当初、私はレッスンの通訳としてセミナーに参加していましたが、途中からは生徒を2グループに分け、アリニョン氏と交互に指導するようになりました。さらに彼は、私を3度パリ国立高等音楽院に招いてくださり、マスタークラスを開講する機会を与えてくださいました。教育者としての交流は長く続き、レッスン後には夜遅くまで互いの学生をどのように伸ばすかを語り合ったものです。通訳やそうした対話を通じて、私は彼の深い人間性に強く惹かれました。

アリニョン氏は、どんなときも優しく温かく、細やかな気配りを欠かさない方でした。学生を指導する際には、演奏面だけでなく、その人の内面や生活の一端にまで思いを寄せ、音楽を通してその心に寄り添う姿勢を持っておられました。その姿を目の当たりにし、「自分もこのような教育者でありたい」と常に感じていました。

演奏家としても、彼はまさに真のプロフェッショナルでした。どんなシーンでも一切妥協せず、常に全力で音楽に向き合う。その姿勢は、一緒にステージに立つたびに私の胸を打ちました。
2018年のジャック・ランスロ国際クラリネットコンクールでは、私たちはともに審査員を務め、最終日の審査員コンサートでプーランクのデュエットを演奏しました。
「これが審査員の演奏だ」と若い参加者たちに示すため、開催期間の1週間、アリニョン氏の提案で、毎朝8時からホールの楽屋でデュエットの練習を重ねました。前夜に会食があって遅くなっても、彼は必ず時間通りに現れ、「まずはゆっくりからさらおう」と、まるで基礎練習のようなテンポで始めるのです。その姿勢に、音楽への誠実さと真摯な探究心を感じずにはいられませんでした。

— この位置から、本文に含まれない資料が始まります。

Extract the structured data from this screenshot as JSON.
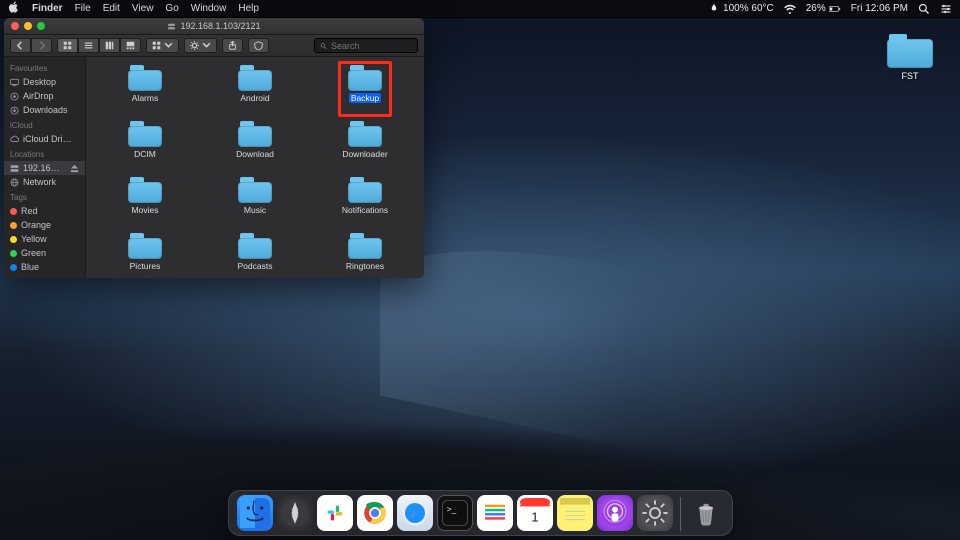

私はこれまで多くの素晴らしい師に恵まれましたが、最も大きな影響を受けたのは、間違いなくミシェル・アリニョン氏です。お会いするたびに、互いを「兄弟」と呼び合い、友情を超えた絆を感じていました。

武田忠善 Tadayoshi Takeda
1975 年国立音楽大学卒業、その後フランス国立ルーアン音楽院にて巨匠ジャック・ランスロの許で研鑽を積み、同音楽院にて一等賞を得て卒業。1977年パリ・ベラン音楽コンクール第一位、78年第47回日本音楽コンクール第一位、続く第35回ジュネーブ国際音楽コンクールでは日本人初の入賞をはたし銅メダルを受賞。古典から現代音楽に至る幅広いレパートリーを持ち、楽器の可能性をも越えた甘美な音楽性とその妙技により多くの人々を魅了し続けるとともに、我が国最高峰のソロ・クラリネット奏者として、その地位を不動のものにしている。教育面においても、多くの逸材を育てる他、パリ国立高等音楽院教授ミシェル・アリニョン氏の招きに応じて同音楽院において東洋人クラリネット奏者としてはじめて、マスタークラスを行う。その他、アメリカ、シンガポール、韓国、台湾、スペインに招聘されるなど、正統なフランス派を伝える事の出来うる数少ない演奏家、教育者である。国立音楽大学前学長。現在、同大学招聘教授。エリザベト音楽大学客員教授。